In our age… men seem more than ever prone to confuse wisdom with knowledge, and knowledge with information, and to try to solve problems of life in terms of engineering.
~ T. S. Eliot
One of the four classical virtues, wisdom, or prudence, is arguably fundamental to the proper application of the others. For instance, as was discussed yesterday, courage without wisdom is often folly and may even create great harm.
Plato argued that the separate virtues cannot exist independently, but his evidence offers wisdom as the central virtue upon which the others depend. Prudence was considered by the ancient Greeks and later on by early Christian philosophers to be the cause, measure and form of all virtues, the auriga virtutum or the charioteer of the virtues.

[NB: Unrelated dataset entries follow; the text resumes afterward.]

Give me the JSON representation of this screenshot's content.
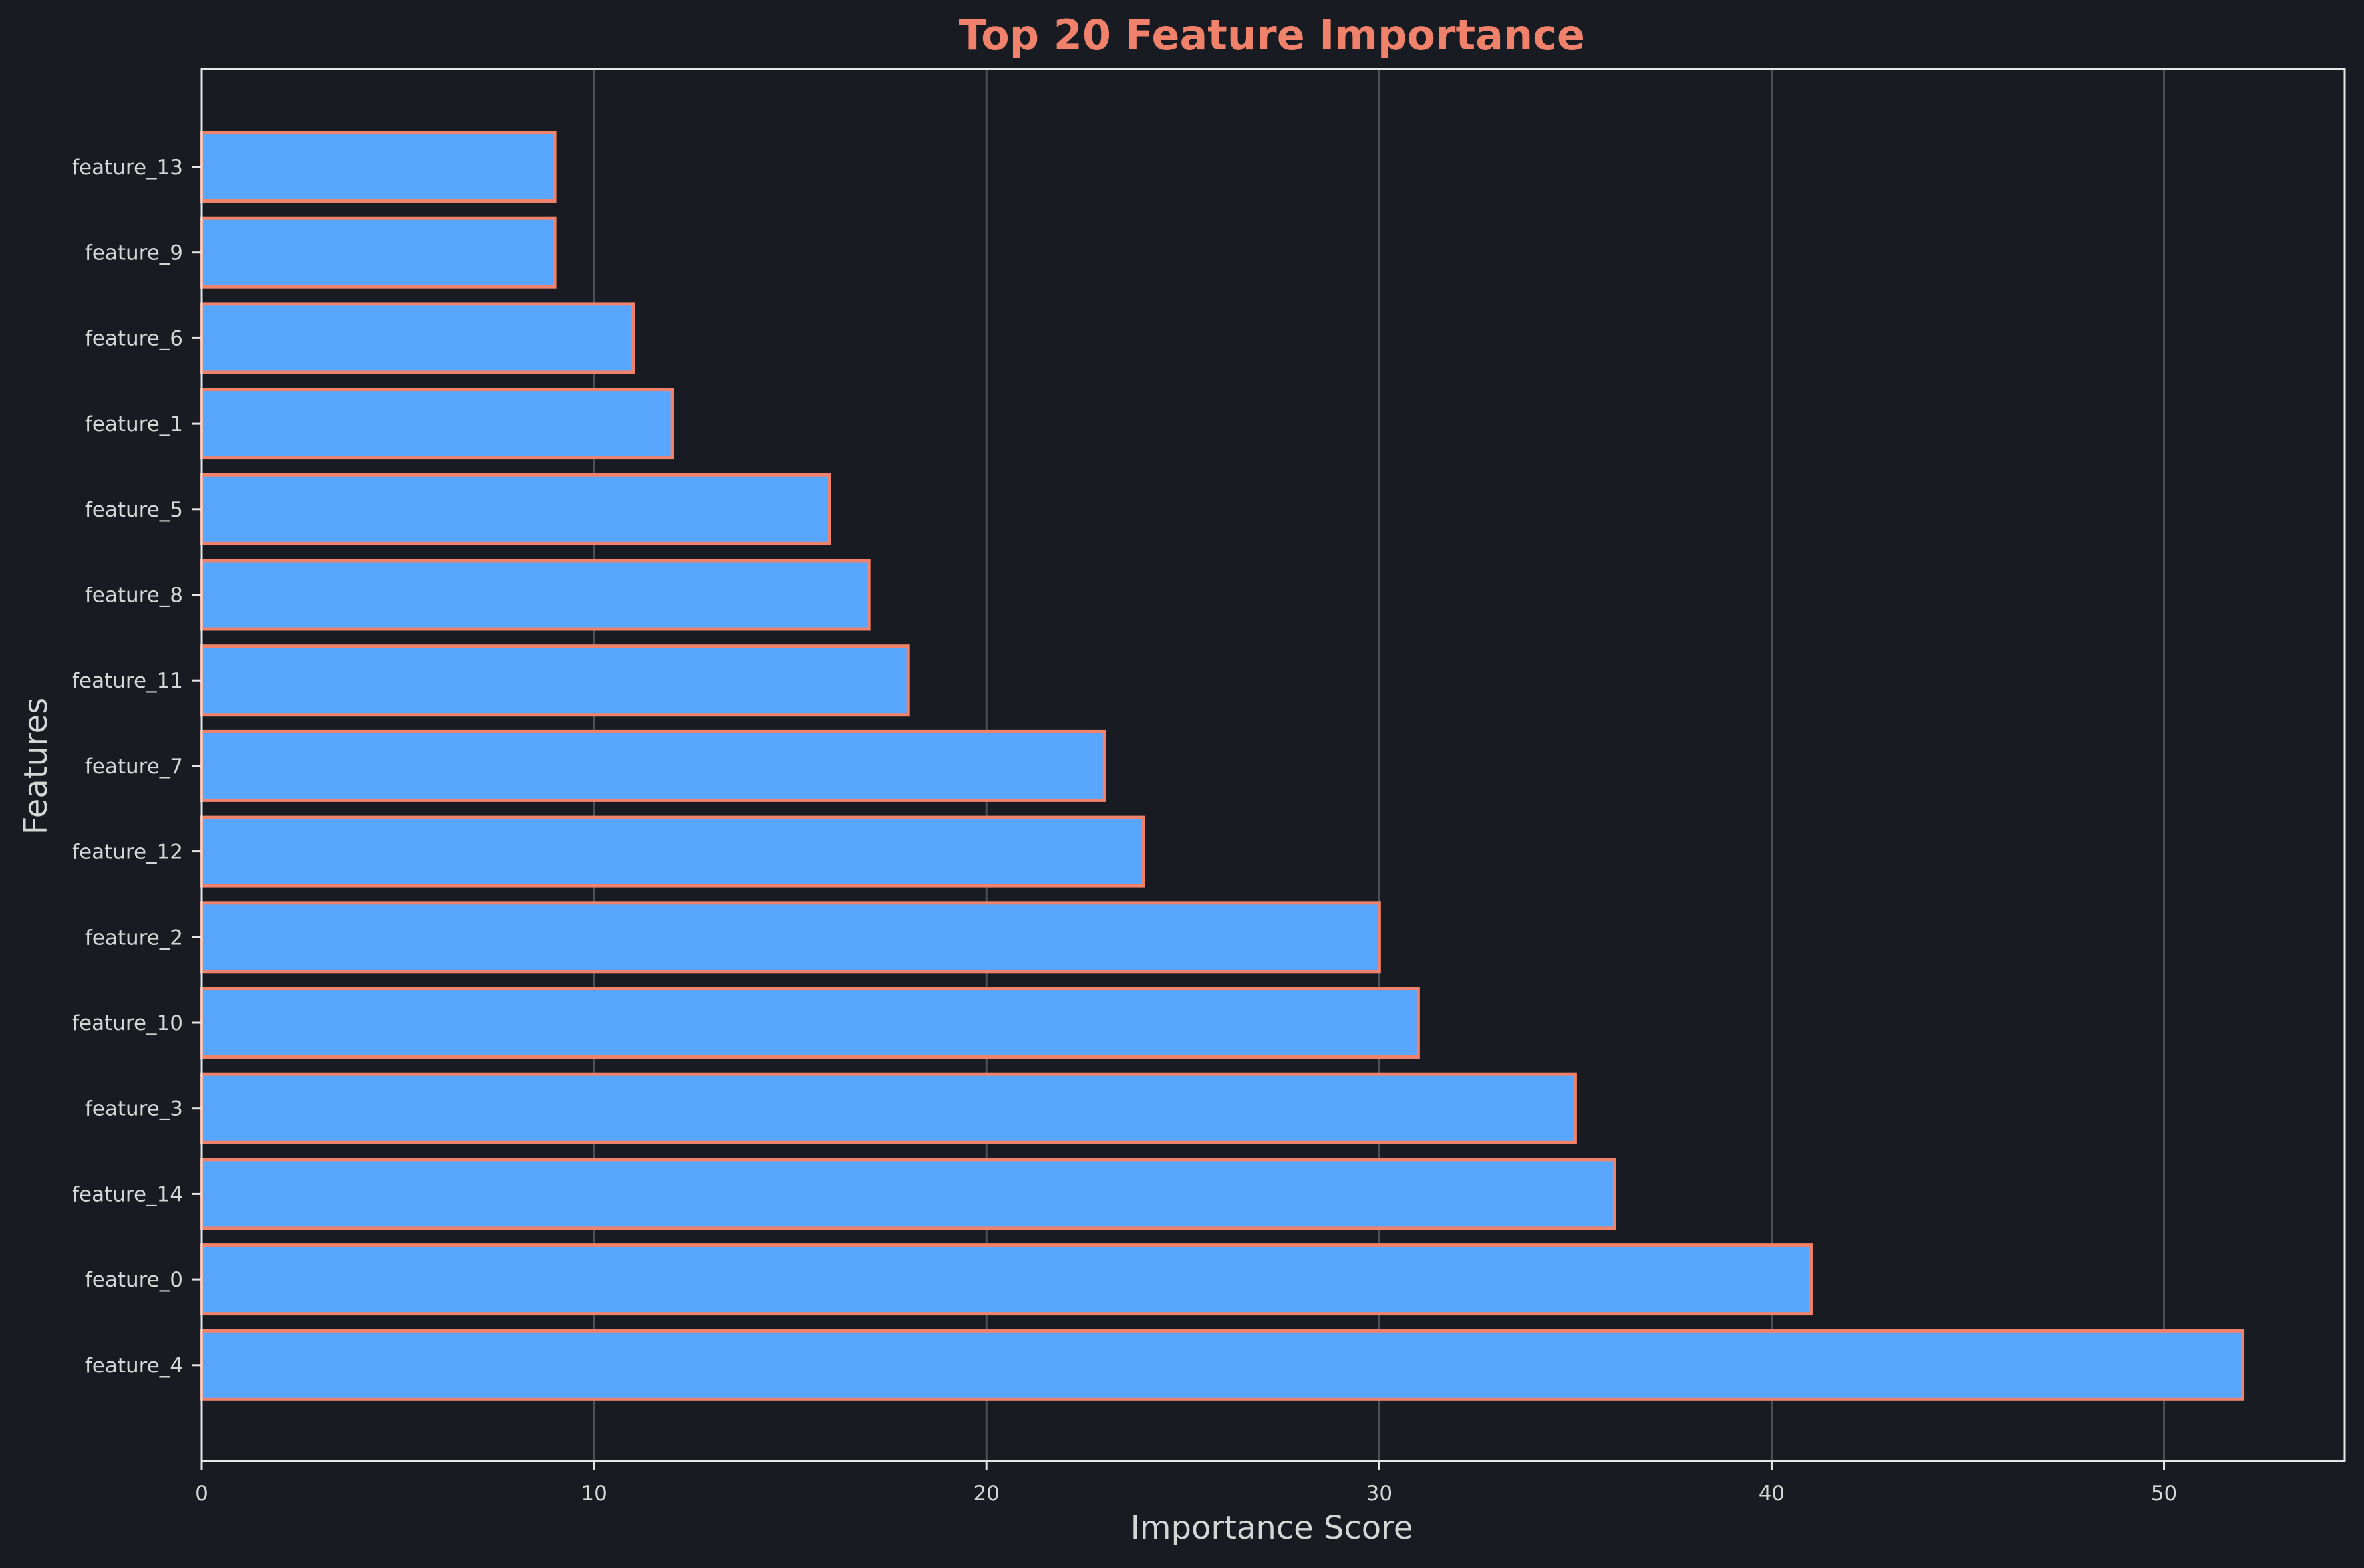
{
  "chart_data": {
    "type": "bar",
    "orientation": "horizontal",
    "title": "Top 20 Feature Importance",
    "xlabel": "Importance Score",
    "ylabel": "Features",
    "categories": [
      "feature_13",
      "feature_9",
      "feature_6",
      "feature_1",
      "feature_5",
      "feature_8",
      "feature_11",
      "feature_7",
      "feature_12",
      "feature_2",
      "feature_10",
      "feature_3",
      "feature_14",
      "feature_0",
      "feature_4"
    ],
    "values": [
      9,
      9,
      11,
      12,
      16,
      17,
      18,
      23,
      24,
      30,
      31,
      35,
      36,
      41,
      52
    ],
    "xlim": [
      0,
      54.6
    ],
    "xticks": [
      0,
      10,
      20,
      30,
      40,
      50
    ],
    "grid": "x-major",
    "colors": {
      "background": "#181b21",
      "bar_fill": "#58a6ff",
      "bar_edge": "#f0826b",
      "title": "#f0826b",
      "text": "#d6d6d6",
      "axes": "#e6e6e6",
      "grid": "#4a4f58"
    }
  }
}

The word comes from Old French prudence (13th century), which, in turn is a contracted form of the Latin providentia, meaning foresight and sagacity. This virtue is interchangeably known as Wisdom, Insight, and Knowledge. In its classical form, it is the ability to judge if actions are virtuous or vicious, not only in general, but within a given context or situation.
In modern English usage, the word “prudence,” has changed somewhat to mean the reluctance to take risks, or even over-cautiousness, making it less of a virtue and more of a vice.
Although wisdom itself is not an action, it is the virtue by which actions are evaluated. Thus, to know if someone has the habitual behavior of wisdom, once would have to be observed exercising sound judgment consistently over time.
One view of wisdom is that it is the ability to gather to oneself personal knowledge and experience, to understand and use discretion, and to even have an intuitive understanding of matters. It is more, then, than simply knowledge and fact, although those do comprise it. It is the ability to extrapolate and project, based on those facts.
Furthermore, it is then the capacity to apply these qualities well, using them to find solutions to problems. In other words, it is the judicious and purposeful application of knowledge that is valued in society.
Who do you deem wise? Who do you know that has the virtue of foresight, understanding, discretion and even an intuitive understanding of things that are important, or good for those around them? In your own life, what experiences have brought you real wisdom?